Iva Lomidze
Ilia State University-University of Münster
ivane.lomidze.1@iliauni.edu.ge
- BA Studies: Bachelor of Arts and Sciences in Sociology; Ilia State University, Tbilisi, Georgia. 2012-2016;
- MA Studies: Master of Development Studies program, major in sociology; Lund University, Sweden. 2017-2019
- Exchange Student at Lund University, Sweden; 2015-2016;
- Invited Lecturer at Ilia State University; Teaching an undergraduate course Theories of Development; 2019-present;
The problem of difference is one of the central concerns of the ongoing debates between the proponents of deliberative and agonistic models of democracy. Agonist democrats criticize deliberative democracy for ignoring community-specific differences and plural forms of life, forcing identity-based difference to merge into one homogenous political project, and indicate the ontological impossibility of the power-free constitution of social relations organized by rational consensus. As an alternative to the political model based on public deliberation, agonistic democrats, mostly drawing on Ludwig Wittgenstein’s notion of language games but also on post-structuralist theory and post-modern philosophy, reject the universally applicable rules either on substantive or procedural levels, and celebrate the understanding of politics as a context-specific, game-like terrain where struggles for recognition and formation of identities are the agonic game of freedom.

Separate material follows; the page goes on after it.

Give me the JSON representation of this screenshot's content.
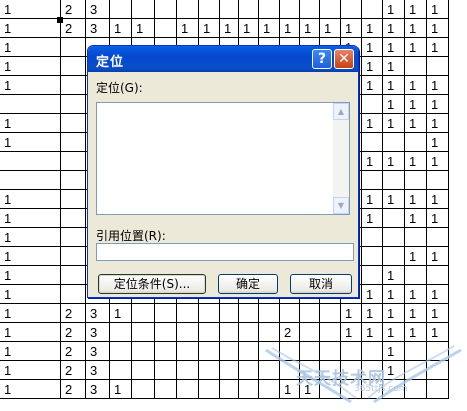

The offered research takes its starting point in the claim that while rejecting the notions of universal justice and universal reason and indicate problematic aspects of deliberative democracy in many important areas, the model of agonistic democracy fails to normatively ground the possibility of adjudication of difference and is unable to define how can just/legitimate claims be distinguished from unjust/illegitimate claims. In this sense, agonistic democracy creates a danger to encourage injustice and intolerance with the name of pluralism. To solve the shortcoming of the models of deliberative and agonistic democracy in relation to the problem of difference that is the main purpose of the offered research project, I will analyze: How can the idea of democratic representation of difference and pluralism be normatively grounded in a way that while avoids universal procedural or substantive norms, does not encourage injustice and intolerance? The central suggestion is that moral particularism criticizing meta-ethical and meta-epistemological prejudices of rationalism and defining reason as a “contingent matter” reliant upon the particular context, could provide an ontological ground to solve the problem of the adjudication of the difference without maintaining universally applicable moral principles.
- 11/07/2016 – conference for undergraduate students in social science, ilia state university, Georgia
Topic: mythologization of political discourse: the case of Georgia
- 15/10/2019 – conference visible and invisible religion – socio-political and cultural dimensions of religion in Georgia
Topic: Georgian Orthodox Church and Development Politics
- Swedish Institute (SI) Scholarship for MSc in Development Studies (120 ECTS) at Lund University, Lund, Sweden;
- Erasmus Mundus scholarship for one semester exchange studies (30 ECTS) at the department of sociology, Lund University, Lund, Sweden;
I am pleased to be part of the An International Interdisciplinary Structured Doctoral Program “Democracy, Human Rights and Religion”.